И тогда свершилось чудо. То было чудо очень скромное. Я не захватил с собой сигарет. И когда один из моих стражей закурил, я, сам не знаю отчего, слегка улыбнулся и знаком попросил у него сигарету. Сперва он потянулся, медленно провел рукой по лбу, поднял глаза, посмотрел уже не на мой галстук, а мне в лицо — и, к моему немалому изумлению, тоже чуть улыбнулся. Это было как первый луч рассвета.
Чудо это не стало развязкой драмы, оно просто рассеяло ее — так свет рассеивает тьму. И драмы как не бывало. С виду ничто не переменилось. Убогая керосиновая лампа, бумаги, раскиданные на столе, прислонившиеся к стене люди, краски, запахи — все оставалось прежним. И однако, все преобразилось в самой своей сути. Эта улыбка дала мне свободу. Это был знак столь же несомненный, столь же ясно предвещал он череду событий и столь же был необратим, как восход солнца. Он открывал новую эру. Все оставалось по-старому — и все стало иным. Стол с беспорядочно раскиданными бумагами ожил. Ожила керосиновая лампа. Ожили стены. Будто некое волшебство развеяло скуку, которую источала в этом подземелье каждая мелочь. Словно сызнова потекла по жилам незримая кровь, связуя все здесь воедино и всему возвращая смысл.
И те, кто был в комнате, не шелохнулись, но еще мгновенье назад они мне казались непостижимо далекими, словно допотопные чудища, — и вот возрождались к жизни близкой и понятной. С необыкновенной остротой я ощутил: все мы люди! Все мы живые! И я им сродни.

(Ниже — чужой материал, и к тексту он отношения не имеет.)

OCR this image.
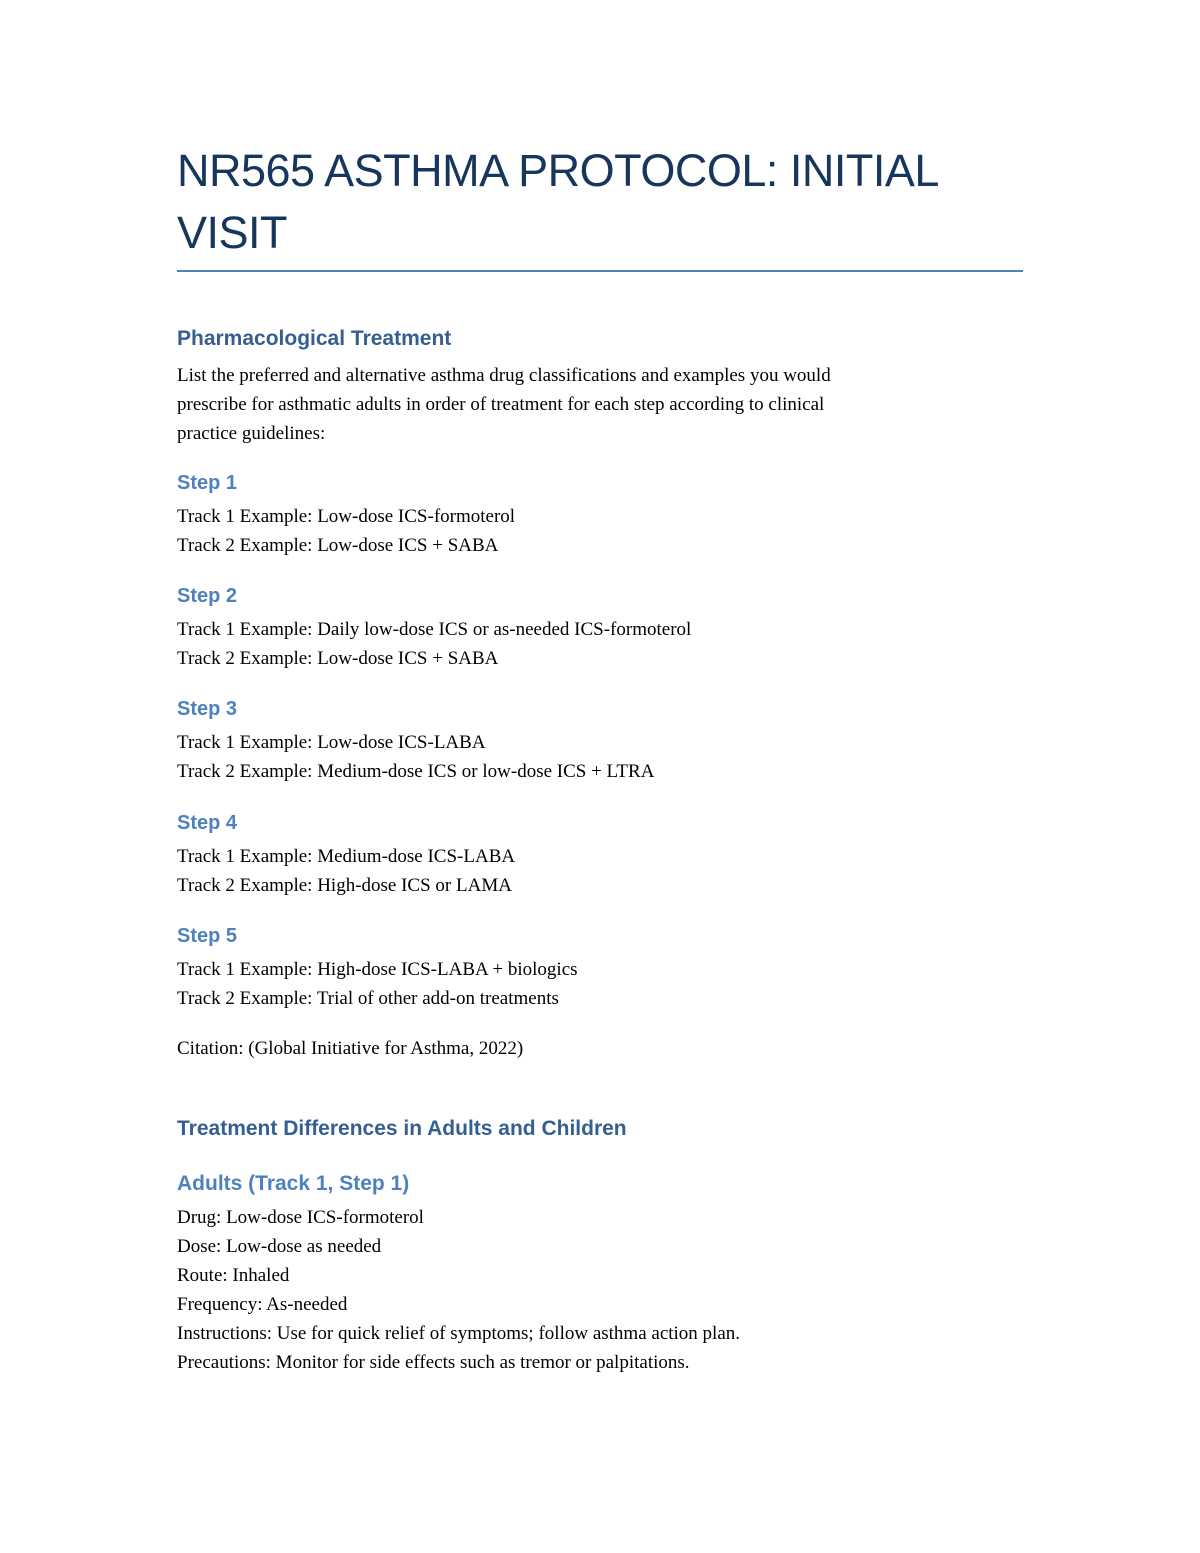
NR565 ASTHMA PROTOCOL: INITIAL
VISIT
Pharmacological Treatment

List the preferred and alternative asthma drug classifications and examples you would
prescribe for asthmatic adults in order of treatment for each step according to clinical
practice guidelines:

Step 1

Track 1 Example: Low-dose ICS-formoterol
Track 2 Example: Low-dose ICS + SABA

Step 2

Track 1 Example: Daily low-dose ICS or as-needed ICS-formoterol
Track 2 Example: Low-dose ICS + SABA

Step 3

Track 1 Example: Low-dose ICS-LABA
Track 2 Example: Medium-dose ICS or low-dose ICS + LTRA

Step 4

Track 1 Example: Medium-dose ICS-LABA
Track 2 Example: High-dose ICS or LAMA

Step 5

Track 1 Example: High-dose ICS-LABA + biologics
Track 2 Example: Trial of other add-on treatments

Citation: (Global Initiative for Asthma, 2022)

Treatment Differences in Adults and Children
Adults (Track 1, Step 1)

Drug: Low-dose ICS-formoterol
Dose: Low-dose as needed
Route: Inhaled
Frequency: As-needed
Instructions: Use for quick relief of symptoms; follow asthma action plan.
Precautions: Monitor for side effects such as tremor or palpitations.
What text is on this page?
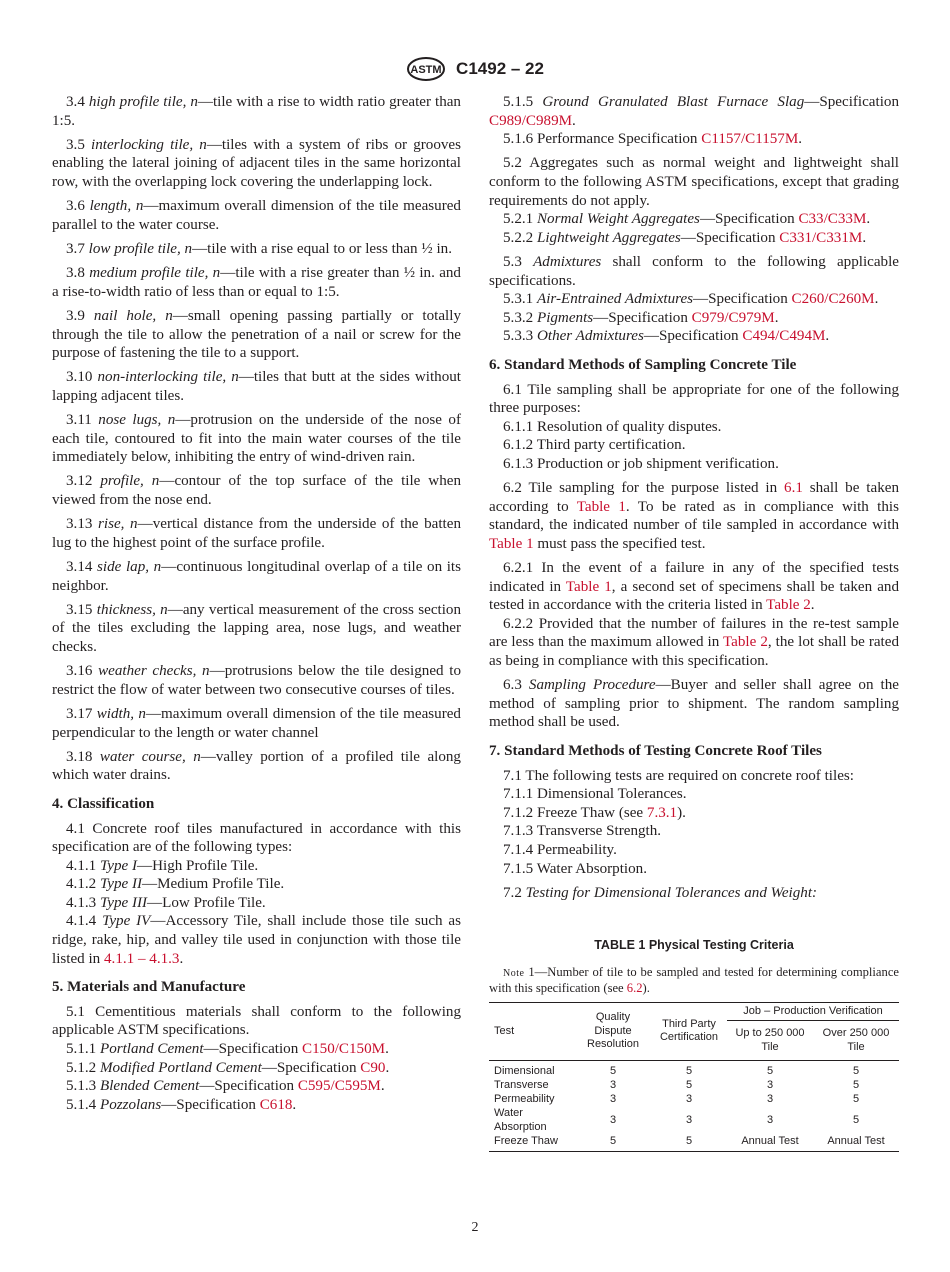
ASTM C1492 – 22

3.4 high profile tile, n—tile with a rise to width ratio greater than 1:5.

3.5 interlocking tile, n—tiles with a system of ribs or grooves enabling the lateral joining of adjacent tiles in the same horizontal row, with the overlapping lock covering the underlapping lock.

3.6 length, n—maximum overall dimension of the tile measured parallel to the water course.

3.7 low profile tile, n—tile with a rise equal to or less than ½ in.

3.8 medium profile tile, n—tile with a rise greater than ½ in. and a rise-to-width ratio of less than or equal to 1:5.

3.9 nail hole, n—small opening passing partially or totally through the tile to allow the penetration of a nail or screw for the purpose of fastening the tile to a support.

3.10 non-interlocking tile, n—tiles that butt at the sides without lapping adjacent tiles.

3.11 nose lugs, n—protrusion on the underside of the nose of each tile, contoured to fit into the main water courses of the tile immediately below, inhibiting the entry of wind-driven rain.

3.12 profile, n—contour of the top surface of the tile when viewed from the nose end.

3.13 rise, n—vertical distance from the underside of the batten lug to the highest point of the surface profile.

3.14 side lap, n—continuous longitudinal overlap of a tile on its neighbor.

3.15 thickness, n—any vertical measurement of the cross section of the tiles excluding the lapping area, nose lugs, and weather checks.

3.16 weather checks, n—protrusions below the tile designed to restrict the flow of water between two consecutive courses of tiles.

3.17 width, n—maximum overall dimension of the tile measured perpendicular to the length or water channel

3.18 water course, n—valley portion of a profiled tile along which water drains.

4. Classification

4.1 Concrete roof tiles manufactured in accordance with this specification are of the following types:

4.1.1 Type I—High Profile Tile.

4.1.2 Type II—Medium Profile Tile.

4.1.3 Type III—Low Profile Tile.

4.1.4 Type IV—Accessory Tile, shall include those tile such as ridge, rake, hip, and valley tile used in conjunction with those tile listed in 4.1.1 – 4.1.3.

5. Materials and Manufacture

5.1 Cementitious materials shall conform to the following applicable ASTM specifications.

5.1.1 Portland Cement—Specification C150/C150M.

5.1.2 Modified Portland Cement—Specification C90.

5.1.3 Blended Cement—Specification C595/C595M.

5.1.4 Pozzolans—Specification C618.

5.1.5 Ground Granulated Blast Furnace Slag—Specification C989/C989M.

5.1.6 Performance Specification C1157/C1157M.

5.2 Aggregates such as normal weight and lightweight shall conform to the following ASTM specifications, except that grading requirements do not apply.

5.2.1 Normal Weight Aggregates—Specification C33/C33M.

5.2.2 Lightweight Aggregates—Specification C331/C331M.

5.3 Admixtures shall conform to the following applicable specifications.

5.3.1 Air-Entrained Admixtures—Specification C260/C260M.

5.3.2 Pigments—Specification C979/C979M.

5.3.3 Other Admixtures—Specification C494/C494M.

6. Standard Methods of Sampling Concrete Tile

6.1 Tile sampling shall be appropriate for one of the following three purposes:

6.1.1 Resolution of quality disputes.

6.1.2 Third party certification.

6.1.3 Production or job shipment verification.

6.2 Tile sampling for the purpose listed in 6.1 shall be taken according to Table 1. To be rated as in compliance with this standard, the indicated number of tile sampled in accordance with Table 1 must pass the specified test.

6.2.1 In the event of a failure in any of the specified tests indicated in Table 1, a second set of specimens shall be taken and tested in accordance with the criteria listed in Table 2.

6.2.2 Provided that the number of failures in the re-test sample are less than the maximum allowed in Table 2, the lot shall be rated as being in compliance with this specification.

6.3 Sampling Procedure—Buyer and seller shall agree on the method of sampling prior to shipment. The random sampling method shall be used.

7. Standard Methods of Testing Concrete Roof Tiles

7.1 The following tests are required on concrete roof tiles:

7.1.1 Dimensional Tolerances.

7.1.2 Freeze Thaw (see 7.3.1).

7.1.3 Transverse Strength.

7.1.4 Permeability.

7.1.5 Water Absorption.

7.2 Testing for Dimensional Tolerances and Weight:

TABLE 1 Physical Testing Criteria

Note 1—Number of tile to be sampled and tested for determining compliance with this specification (see 6.2).

Test	Quality Dispute Resolution	Third Party Certification	Job – Production Verification	
			Up to 250 000 Tile	Over 250 000 Tile
Dimensional	5	5	5	5
Transverse	3	5	3	5
Permeability	3	3	3	5
Water Absorption	3	3	3	5
Freeze Thaw	5	5	Annual Test	Annual Test
2
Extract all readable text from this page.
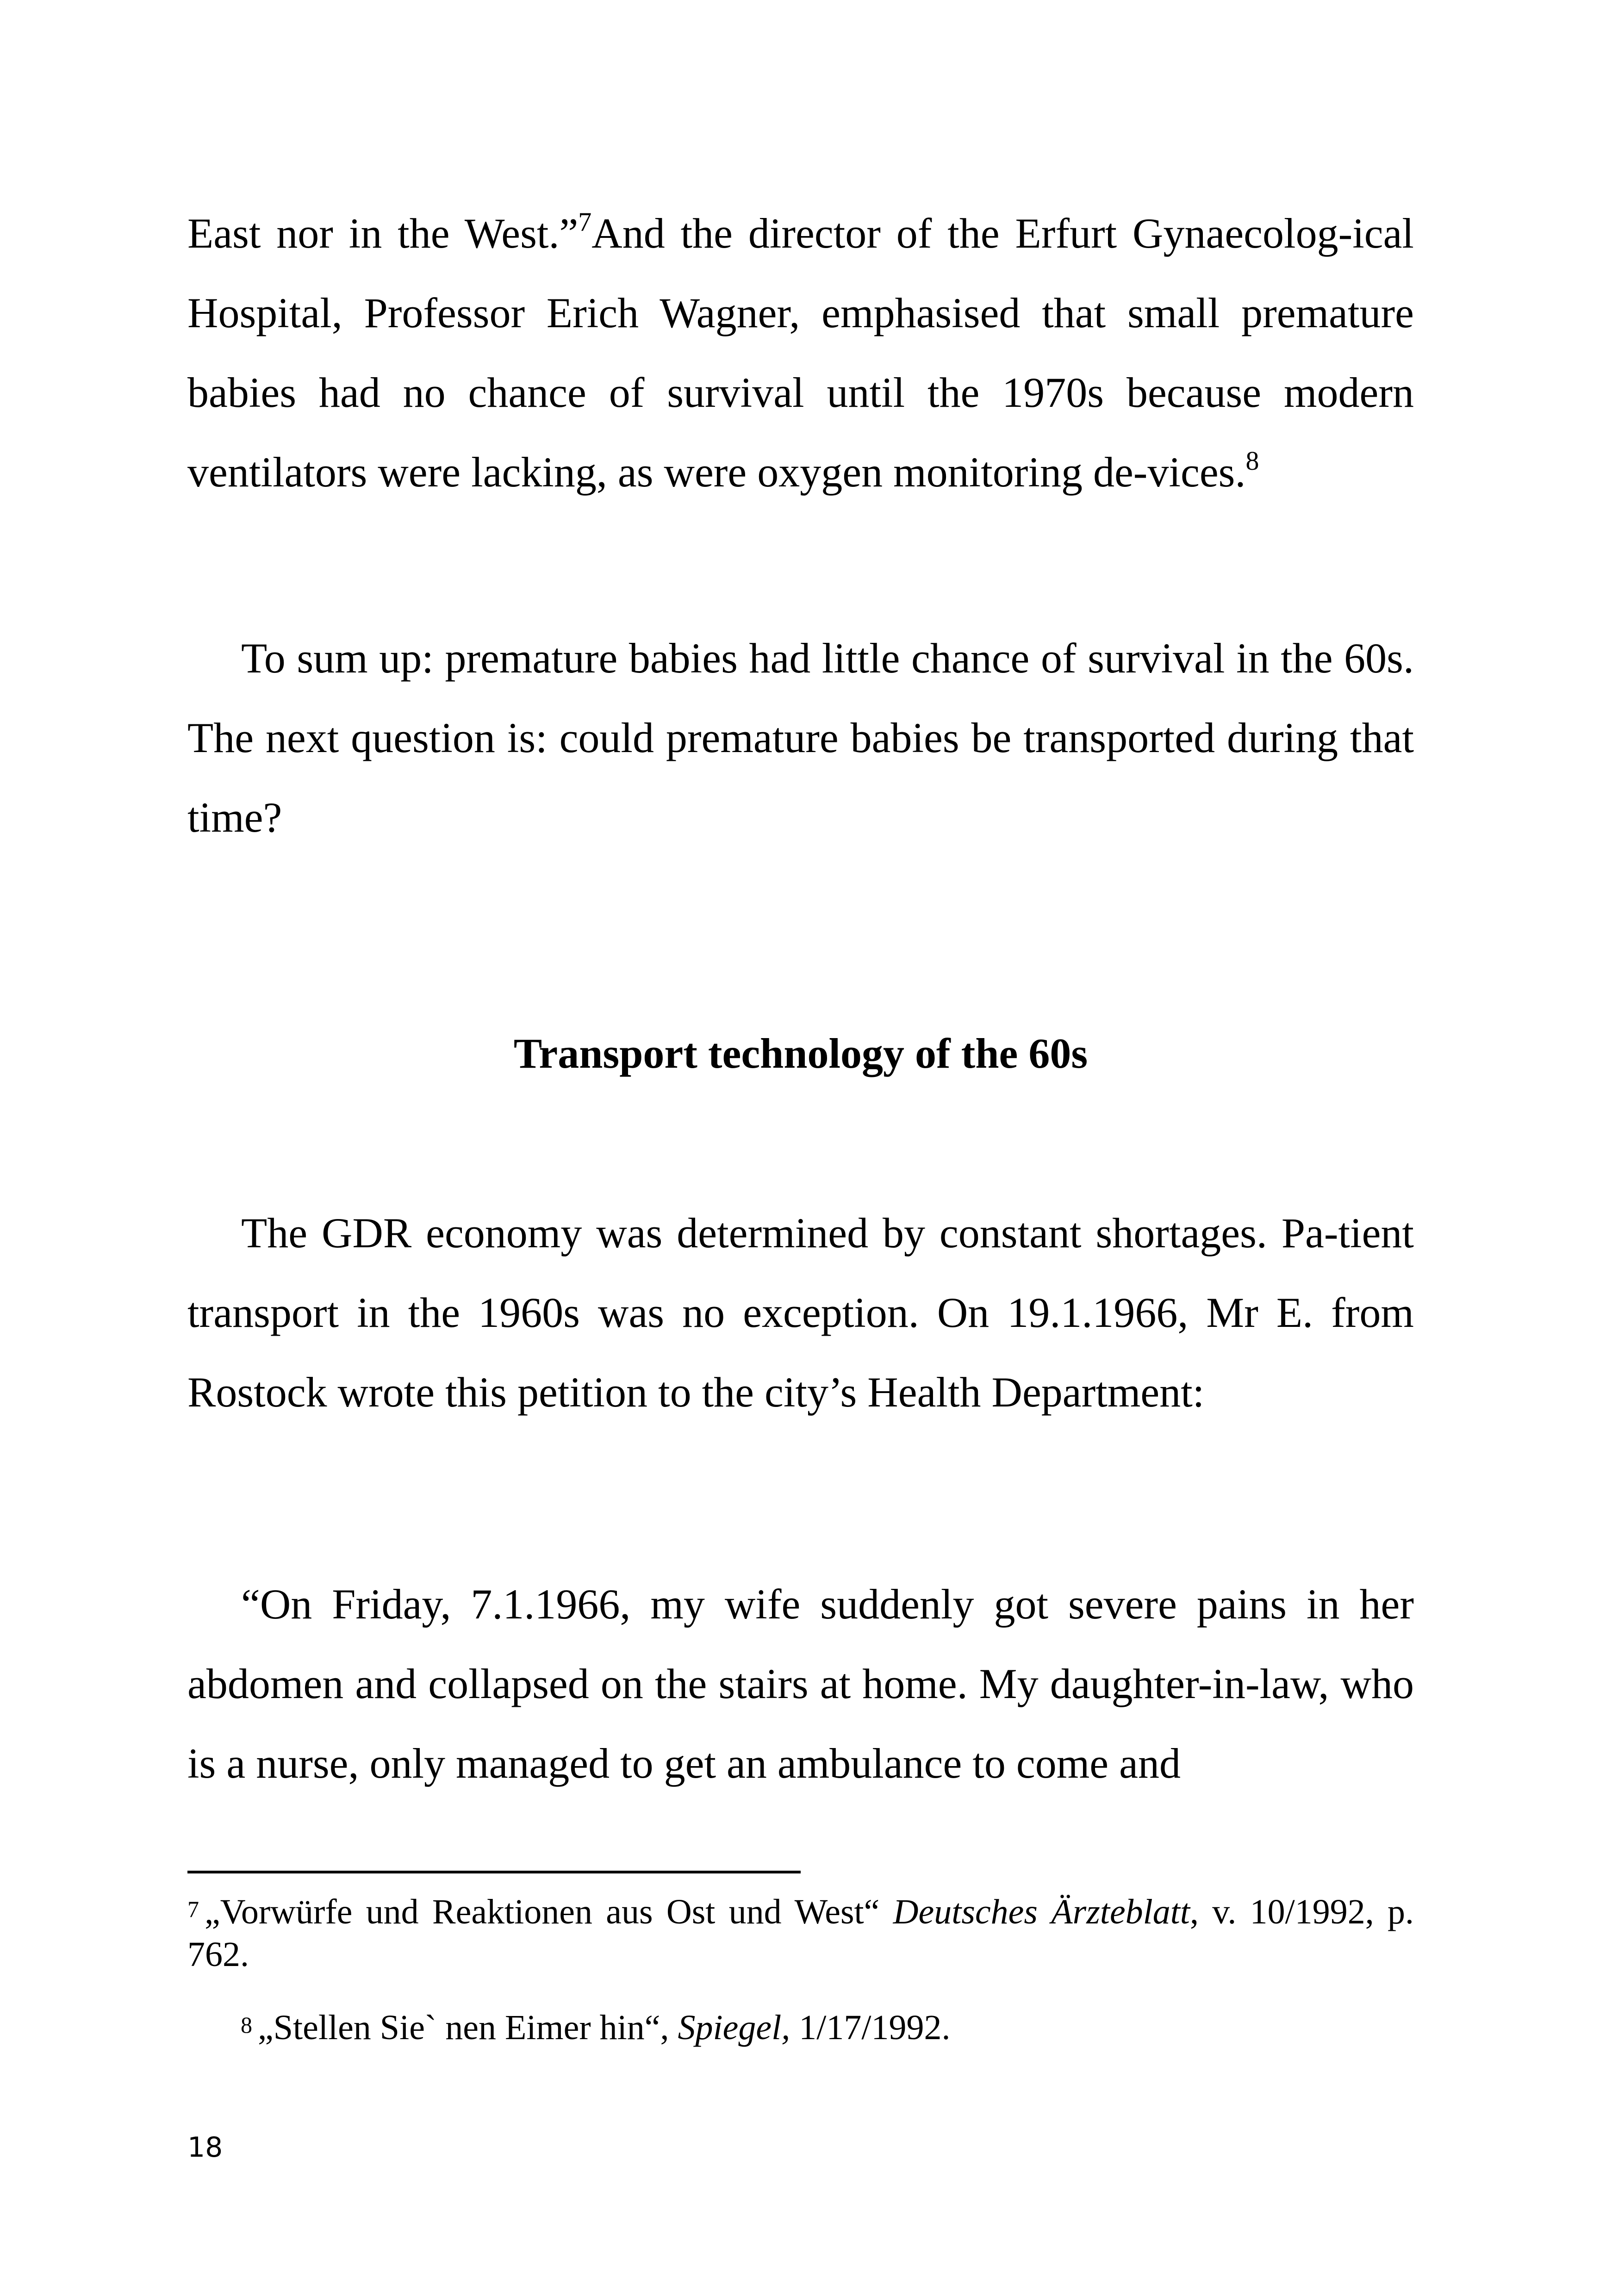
East nor in the West.”$^7$And the director of the Erfurt Gynaecolog-ical Hospital, Professor Erich Wagner, emphasised that small premature babies had no chance of survival until the 1970s because modern ventilators were lacking, as were oxygen monitoring de-vices.$^8$

To sum up: premature babies had little chance of survival in the 60s. The next question is: could premature babies be transported during that time?

Transport technology of the 60s

The GDR economy was determined by constant shortages. Pa-tient transport in the 1960s was no exception. On 19.1.1966, Mr E. from Rostock wrote this petition to the city’s Health Department:

“On Friday, 7.1.1966, my wife suddenly got severe pains in her abdomen and collapsed on the stairs at home. My daughter-in-law, who is a nurse, only managed to get an ambulance to come and

$^7$ „Vorwürfe und Reaktionen aus Ost und West“ Deutsches Ärzteblatt, v. 10/1992, p. 762.

$^8$ „Stellen Sie` nen Eimer hin“, Spiegel, 1/17/1992.

18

Юноша, который мне улыбнулся, только что был всего лишь исполнителем, орудием, частицей какого-то чудовищного муравейника — и вот, оказывается, он немного неловок, почти застенчив, и застенчивость эта полна обаяния. Едва ли этот террорист был менее груб, чем любой другой. Но в нем проснулся человек и сразу стало ясно, что где-то в душе он беззащитно мягок! Мы, люди, так часто напускаем на себя неколебимую суровость, но втайне каждый изведал и колебания, и сомнения, и скорбь…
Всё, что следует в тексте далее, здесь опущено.